The Evolution of the Mount: Why the Position is Going to Change
By Josh Stein on May 12, 2008
The mount is probably the most static position in mixed martial arts. It’s rare to see a fighter move past a position he can hit hard from, and there’s no where you can hit harder from than the mount.
Every fighter in the sport is willing to admit that if you’re in the mount, you’re in about the best shape you can be. There’s no way that the judges are going to look the other way about a position like that, and the chances that the fight is even going to go to the judges are slim to none.
Fighters look for the mount to finish, but there’s a way that they finish way more than any other, and it’s something that’s strange, given the number of grapplers in MMA.
The viceral nature of the sport makes everyone feel like strikes are the be all and the end all, especially from a position where you have some much control over them. That’s why even the top Brazilian Jiu-Jitsu fighters don’t finish with submissions from the mount, even when an opponent throws their arms up to protect them from strikes.
The sport has come a long way from Rickson Gracie, and it seems that the sport has left behind that go to submission from the mount.
What you should watch for in the next few years is for that game to evolve, not because of the number Brazilian Jiu-Jitsu based fighters who have been taught to attack that way, but because of the only real exception to the rule, and the only situations where BJJ guys have resorted to it: fighting opponents with freakish strength.
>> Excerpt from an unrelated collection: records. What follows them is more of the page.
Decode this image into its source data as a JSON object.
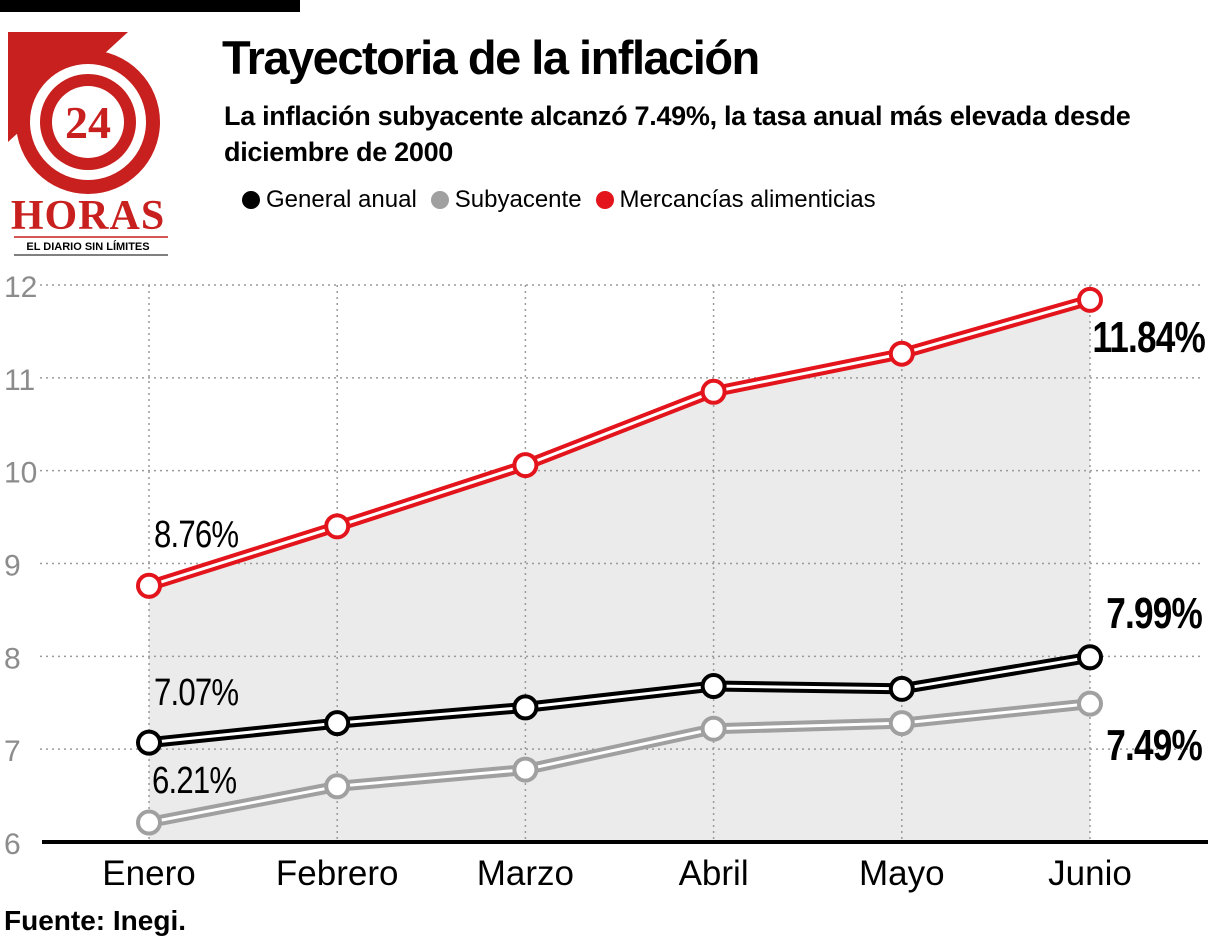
{
  "header": {
    "title": "Trayectoria de la inflación",
    "subtitle": "La inflación subyacente alcanzó 7.49%, la tasa anual más elevada desde diciembre de 2000"
  },
  "logo": {
    "number": "24",
    "word": "HORAS",
    "tagline": "EL DIARIO SIN LÍMITES",
    "color": "#c8201e"
  },
  "legend": [
    {
      "label": "General anual",
      "color": "#000000"
    },
    {
      "label": "Subyacente",
      "color": "#a0a0a0"
    },
    {
      "label": "Mercancías alimenticias",
      "color": "#e3141b"
    }
  ],
  "source": "Fuente: Inegi.",
  "chart_data": {
    "type": "line",
    "categories": [
      "Enero",
      "Febrero",
      "Marzo",
      "Abril",
      "Mayo",
      "Junio"
    ],
    "ylim": [
      6,
      12
    ],
    "yticks": [
      "6",
      "7",
      "8",
      "9",
      "10",
      "11",
      "12"
    ],
    "grid": true,
    "area_fill": "#ebebeb",
    "series": [
      {
        "name": "Mercancías alimenticias",
        "color": "#e3141b",
        "values": [
          8.76,
          9.4,
          10.06,
          10.85,
          11.26,
          11.84
        ],
        "labels": [
          "8.76%",
          "",
          "",
          "",
          "",
          "11.84%"
        ]
      },
      {
        "name": "General anual",
        "color": "#000000",
        "values": [
          7.07,
          7.28,
          7.45,
          7.68,
          7.65,
          7.99
        ],
        "labels": [
          "7.07%",
          "",
          "",
          "",
          "",
          "7.99%"
        ]
      },
      {
        "name": "Subyacente",
        "color": "#a0a0a0",
        "values": [
          6.21,
          6.6,
          6.78,
          7.22,
          7.28,
          7.49
        ],
        "labels": [
          "6.21%",
          "",
          "",
          "",
          "",
          "7.49%"
        ]
      }
    ]
  }
}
It’s not that we’re going to see fighters start getting unmounted constantly by opponents with freakish strength. In fact, because of weight classes, that’ll probably never happen (though, there are bizarre exceptions like Sean Sherk where that might be possible). Still, it won’t become a staple in the game for that reason.
There’s been a long hard failure to adopt on the great dictums in Brazilian Jiu-Jitsu, in terms of mainstream MMA. Most fighters can’t escape from positions and, honestly, that’s going to be the next big change in MMA, out of necessity.
As soon as fighters start figuring out how to escape an opponent with a crazy, strike-based mount, you’re gonna start seeing that mount get more solid, get heavier and not behave so vicerally. Realistically, that’s where the armbars and keylocks off of that position come in. There’ll be strikes used to set it up, but that’s what they’ll be for, setups, just as they were when Rickson was fighting.
Using those strikes to create openings will be a serious development in the ground game, and while the grapplers in MMA are still behind the guys in submission grapping and BJJ, in terms of their actual ground game, that change will have a serious effect on the way that they play the game, and the respect they get from pure grapplers.
Whether you care about the respect MMA fighters get in the grappling world or not, the development is something you’ll see on every UFC card, and it’ll seep in smaller venues as those developments usually do, and it’ll change the way the position is played.
Filed Under: MMA
About the Author: Joshua Stein is a writer and editor for MMA Opinion. He has worked as a photographer and journalist and has a number of print journalism credits. He also works as a moderator for MMAForum.com and a grappling columnist (covering judo, collegiate wrestling, Brazilian Jiu-Jitsu and submission grappling) for profighting-fans.com.
Nice write-up! I for one love it when you see a fighter use the mount as a transition to a nice sub…
Could you please provide a credit when using my copyrighted photography on your site?
Thank you
http://www.flickr.com/photos/hywelteague/1469017675/in/set-72157594291092498/
Good god man. You may have a point here and I think I get it but shouldn’t you learn how to construct a sentence??? I had to read everything twice to get the gist of what you are saying. I mean, this is a sentence (for you) and it’s even its own paragraph.
“Fighters look for the mount to finish, but there’s a way that they finish way more than any other, and it’s something that’s strange, given the number of grapplers in MMA.”
Another sentence/paragraph:
“Using those strikes to create openings will be a serious development in the ground game, and while the grapplers in MMA are still behind the guys in submission grapping and BJJ, in terms of their actual ground game, that change will have a serious effect on the way that they play the game, and the respect they get from pure grapplers.”
Overall I “think” your article is saying that in future fighters will be develop more skills to escape the mount more easily and top guys will revert to subs set up by strikes. However, maybe that’s not your meaning at all.
Confused,
You’re absolutely right, Hywel. Sorry about that.
You get the point of the article, Nepal. That is, more or less, my point.
Caleb, I’m definitely with you in terms of watching great submission fighters work out of the mount. There are so many good finishes from this position that we just never see in MMA (bicept slicers, gogos and such), but I think that’s going to change. Maybe slowly, but eventually.